The company should constructively engage with international initiatives for the equitable distribution of vaccines and therapeutics, such as the Covid-19 Technology Access Pool (C-TAP) or the Medicines Patent Pool (MPP), and the ACT Accelerator (COVAX). The company should also publicly commit to not enforcing the exclusive rights of Covid-19 related patents, and enter into non-exclusive, transparent licensing agreements for its Covid-19 products with other companies.
Pfizer stated in their response to our questionnaire: ‘As mentioned above, experience has shown that the challenges of ensuring fair distribution of the COVID-19 vaccine are not due to the IP system, but rather to the tight vaccine supply stocks at the start of the pandemic, export controls & other barriers to trade in vaccines and supplies and restrictions on distribution infrastructure that determine country preparedness, among other factors. As such, we do not believe that relinquishing intellectual property rights will bring the world closer to fair access. It would be more likely to hinder innovation and collaboration when it is most needed.’ However, Pfizer has since signed a deal with the MPP for its antiviral treatment Paxlovid.
Pfizer does not commit to not enforcing its patent rights.
In its response to our questionnaire, Pfizer stated that “Pfizer and BioNTech’s global supply chain and manufacturing network for the COVID-19 vaccine now spans four continents and includes more than 20 manufacturing facilities, including contract manufacturing agreements that Pfizer has entered into to further accelerate access around the world. Last July, we announced a groundbreaking agreement with the Biovac Institute in South Africa to manufacture the PfizerBioNTech COVID-19 vaccine exclusively for the 55 member states that make up the African Union. And in August, Pfizer and BioNTech also announced the signing of a letter of intent with Eurofarma Laboratórios SA, a Brazilian biopharmaceutical company, to manufacture our COVID-19 vaccine for distribution in Latin America.” However, these contracts are fill-and-finish sites, which does not involve transferring the license to make the mRNA vaccine.

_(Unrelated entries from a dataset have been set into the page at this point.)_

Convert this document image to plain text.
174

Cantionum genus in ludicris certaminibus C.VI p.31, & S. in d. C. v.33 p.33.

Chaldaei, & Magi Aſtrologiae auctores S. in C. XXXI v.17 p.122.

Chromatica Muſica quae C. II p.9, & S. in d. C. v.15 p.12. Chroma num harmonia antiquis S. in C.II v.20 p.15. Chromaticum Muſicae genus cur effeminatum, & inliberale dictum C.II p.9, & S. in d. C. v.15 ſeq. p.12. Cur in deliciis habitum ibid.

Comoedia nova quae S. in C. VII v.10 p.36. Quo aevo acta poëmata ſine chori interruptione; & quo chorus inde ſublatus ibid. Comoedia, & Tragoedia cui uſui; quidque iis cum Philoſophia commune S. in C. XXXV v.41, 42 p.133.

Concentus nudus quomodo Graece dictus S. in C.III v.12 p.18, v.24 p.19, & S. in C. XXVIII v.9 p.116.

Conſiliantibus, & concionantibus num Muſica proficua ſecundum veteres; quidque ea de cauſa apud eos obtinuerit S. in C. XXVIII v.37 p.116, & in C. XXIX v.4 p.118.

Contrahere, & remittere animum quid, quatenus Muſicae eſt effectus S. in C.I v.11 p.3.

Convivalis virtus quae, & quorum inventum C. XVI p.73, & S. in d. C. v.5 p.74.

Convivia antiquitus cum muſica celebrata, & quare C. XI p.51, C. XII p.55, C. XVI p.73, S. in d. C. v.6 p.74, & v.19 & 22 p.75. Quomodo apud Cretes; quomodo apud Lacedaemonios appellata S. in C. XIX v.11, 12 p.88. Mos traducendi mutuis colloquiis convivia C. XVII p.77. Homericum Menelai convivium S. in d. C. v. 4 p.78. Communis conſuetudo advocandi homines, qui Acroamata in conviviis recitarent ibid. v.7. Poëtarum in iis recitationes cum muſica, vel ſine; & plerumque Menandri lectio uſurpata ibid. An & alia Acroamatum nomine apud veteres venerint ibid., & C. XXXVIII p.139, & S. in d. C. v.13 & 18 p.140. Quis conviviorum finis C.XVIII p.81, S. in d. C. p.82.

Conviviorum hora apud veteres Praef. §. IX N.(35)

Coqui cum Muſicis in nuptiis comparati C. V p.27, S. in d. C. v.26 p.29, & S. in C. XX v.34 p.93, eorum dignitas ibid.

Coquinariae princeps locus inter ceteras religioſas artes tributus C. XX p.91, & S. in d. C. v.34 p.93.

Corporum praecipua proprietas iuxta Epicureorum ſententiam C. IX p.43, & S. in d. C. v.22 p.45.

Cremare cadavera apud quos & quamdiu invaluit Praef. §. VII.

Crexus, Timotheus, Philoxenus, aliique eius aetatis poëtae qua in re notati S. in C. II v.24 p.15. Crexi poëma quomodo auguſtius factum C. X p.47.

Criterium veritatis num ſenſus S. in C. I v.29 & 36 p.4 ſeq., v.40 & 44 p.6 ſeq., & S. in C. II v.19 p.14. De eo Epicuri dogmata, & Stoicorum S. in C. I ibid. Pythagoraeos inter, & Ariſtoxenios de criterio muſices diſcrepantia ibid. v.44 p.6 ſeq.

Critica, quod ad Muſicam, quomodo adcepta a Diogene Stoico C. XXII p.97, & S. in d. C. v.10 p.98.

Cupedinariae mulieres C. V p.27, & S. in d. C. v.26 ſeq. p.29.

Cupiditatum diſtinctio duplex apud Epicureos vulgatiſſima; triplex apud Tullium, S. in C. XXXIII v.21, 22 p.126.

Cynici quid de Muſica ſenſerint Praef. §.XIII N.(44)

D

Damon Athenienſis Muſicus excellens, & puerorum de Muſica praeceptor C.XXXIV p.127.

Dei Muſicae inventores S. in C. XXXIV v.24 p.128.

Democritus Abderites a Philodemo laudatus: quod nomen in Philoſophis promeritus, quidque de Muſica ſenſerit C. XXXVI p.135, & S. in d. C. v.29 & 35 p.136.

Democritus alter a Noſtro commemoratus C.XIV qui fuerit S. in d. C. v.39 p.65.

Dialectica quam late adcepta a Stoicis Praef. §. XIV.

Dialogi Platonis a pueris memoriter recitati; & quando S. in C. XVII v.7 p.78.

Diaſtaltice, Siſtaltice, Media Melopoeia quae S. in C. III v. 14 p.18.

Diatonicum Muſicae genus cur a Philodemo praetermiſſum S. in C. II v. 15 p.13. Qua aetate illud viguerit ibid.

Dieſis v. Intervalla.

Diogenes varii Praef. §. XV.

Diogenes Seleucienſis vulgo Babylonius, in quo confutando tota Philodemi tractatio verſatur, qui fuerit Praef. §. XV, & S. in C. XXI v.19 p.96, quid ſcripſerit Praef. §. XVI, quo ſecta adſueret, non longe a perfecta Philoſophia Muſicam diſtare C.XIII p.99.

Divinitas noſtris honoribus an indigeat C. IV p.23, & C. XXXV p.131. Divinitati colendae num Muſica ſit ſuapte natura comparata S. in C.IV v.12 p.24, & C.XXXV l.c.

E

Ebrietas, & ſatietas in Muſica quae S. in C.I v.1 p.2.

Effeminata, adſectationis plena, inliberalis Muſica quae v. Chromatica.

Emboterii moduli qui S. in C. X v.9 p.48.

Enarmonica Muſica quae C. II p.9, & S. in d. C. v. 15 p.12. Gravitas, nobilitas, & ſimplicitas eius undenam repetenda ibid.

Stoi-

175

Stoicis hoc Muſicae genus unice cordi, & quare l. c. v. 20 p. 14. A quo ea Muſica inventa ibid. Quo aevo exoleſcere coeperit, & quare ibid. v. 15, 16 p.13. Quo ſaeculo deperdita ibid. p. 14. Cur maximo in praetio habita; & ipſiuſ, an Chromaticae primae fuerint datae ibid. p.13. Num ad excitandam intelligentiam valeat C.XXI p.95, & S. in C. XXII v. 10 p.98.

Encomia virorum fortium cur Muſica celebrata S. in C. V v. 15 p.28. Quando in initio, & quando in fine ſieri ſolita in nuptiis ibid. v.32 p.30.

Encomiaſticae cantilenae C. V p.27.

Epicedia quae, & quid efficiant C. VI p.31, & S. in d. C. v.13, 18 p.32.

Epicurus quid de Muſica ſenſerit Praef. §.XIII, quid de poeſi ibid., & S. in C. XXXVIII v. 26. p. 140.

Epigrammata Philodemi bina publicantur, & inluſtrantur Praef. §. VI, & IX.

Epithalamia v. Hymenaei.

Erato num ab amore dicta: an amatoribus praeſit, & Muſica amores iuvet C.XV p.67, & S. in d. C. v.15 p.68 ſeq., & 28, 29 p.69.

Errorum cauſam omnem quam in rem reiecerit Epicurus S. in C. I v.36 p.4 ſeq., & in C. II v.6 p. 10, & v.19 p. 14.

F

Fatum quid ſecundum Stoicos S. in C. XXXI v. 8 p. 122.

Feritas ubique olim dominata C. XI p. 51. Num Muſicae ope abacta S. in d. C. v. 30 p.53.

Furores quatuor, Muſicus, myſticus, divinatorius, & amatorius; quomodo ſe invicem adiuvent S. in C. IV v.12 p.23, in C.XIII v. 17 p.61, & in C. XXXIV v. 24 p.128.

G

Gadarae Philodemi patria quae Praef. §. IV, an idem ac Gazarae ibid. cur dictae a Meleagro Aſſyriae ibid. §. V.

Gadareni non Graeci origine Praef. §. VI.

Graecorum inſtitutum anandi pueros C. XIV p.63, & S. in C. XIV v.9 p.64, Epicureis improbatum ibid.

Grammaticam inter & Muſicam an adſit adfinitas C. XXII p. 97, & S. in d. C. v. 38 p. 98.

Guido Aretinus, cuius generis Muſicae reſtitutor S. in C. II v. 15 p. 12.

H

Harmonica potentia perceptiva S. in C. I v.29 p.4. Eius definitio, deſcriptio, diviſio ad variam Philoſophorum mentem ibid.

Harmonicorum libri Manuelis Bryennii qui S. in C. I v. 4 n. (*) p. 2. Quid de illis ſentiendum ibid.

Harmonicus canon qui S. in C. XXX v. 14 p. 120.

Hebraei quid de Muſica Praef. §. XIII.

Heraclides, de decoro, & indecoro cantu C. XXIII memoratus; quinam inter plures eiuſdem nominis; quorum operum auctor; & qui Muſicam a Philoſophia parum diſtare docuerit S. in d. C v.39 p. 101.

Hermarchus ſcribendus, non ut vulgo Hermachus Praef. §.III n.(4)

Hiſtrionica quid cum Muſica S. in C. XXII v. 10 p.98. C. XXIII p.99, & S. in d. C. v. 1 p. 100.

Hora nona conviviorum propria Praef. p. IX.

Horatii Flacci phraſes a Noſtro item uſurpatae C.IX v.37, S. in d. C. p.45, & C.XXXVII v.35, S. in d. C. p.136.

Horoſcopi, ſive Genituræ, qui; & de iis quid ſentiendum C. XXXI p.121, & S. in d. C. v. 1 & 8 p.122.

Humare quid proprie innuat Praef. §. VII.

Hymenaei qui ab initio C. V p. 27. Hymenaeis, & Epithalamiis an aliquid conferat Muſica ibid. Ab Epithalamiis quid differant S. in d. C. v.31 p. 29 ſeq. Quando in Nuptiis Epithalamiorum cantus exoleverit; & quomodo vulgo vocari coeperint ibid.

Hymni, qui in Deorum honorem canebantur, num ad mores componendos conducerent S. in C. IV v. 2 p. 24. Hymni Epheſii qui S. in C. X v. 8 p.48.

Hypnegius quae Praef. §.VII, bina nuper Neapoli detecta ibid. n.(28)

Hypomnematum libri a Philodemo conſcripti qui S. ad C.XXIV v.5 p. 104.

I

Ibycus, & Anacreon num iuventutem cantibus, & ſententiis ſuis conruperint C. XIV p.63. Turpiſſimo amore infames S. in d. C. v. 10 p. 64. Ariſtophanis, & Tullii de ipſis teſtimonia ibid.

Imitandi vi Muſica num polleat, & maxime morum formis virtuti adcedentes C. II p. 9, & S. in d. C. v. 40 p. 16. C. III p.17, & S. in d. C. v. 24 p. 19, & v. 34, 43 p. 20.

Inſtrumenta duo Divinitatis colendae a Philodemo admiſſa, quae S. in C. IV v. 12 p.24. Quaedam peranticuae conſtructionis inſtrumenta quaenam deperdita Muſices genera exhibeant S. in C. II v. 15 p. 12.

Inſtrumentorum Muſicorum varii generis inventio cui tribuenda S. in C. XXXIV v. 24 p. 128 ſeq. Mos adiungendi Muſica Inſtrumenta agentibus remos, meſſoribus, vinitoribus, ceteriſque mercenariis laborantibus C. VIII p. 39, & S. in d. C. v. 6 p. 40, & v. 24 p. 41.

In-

The company should engage in efforts to further equitable distribution of Covid-19 vaccines/therapeutics, by equitably distributing its supplies globally, devising fair pricing strategies, and making the active ingredient for its product available to other manufacturers. The company should also engage in full technology transfer to other manufacturers, including the necessary transfer of skills, legal components, knowledge and intellectual property. Where applicable, the company should agree to waive rights in regulatory test data, and refrain from enforcing TRIPS+ measures.
[Only applies to therapeutics]
Pfizer does not commit to full technology transfer to other companies – see C4.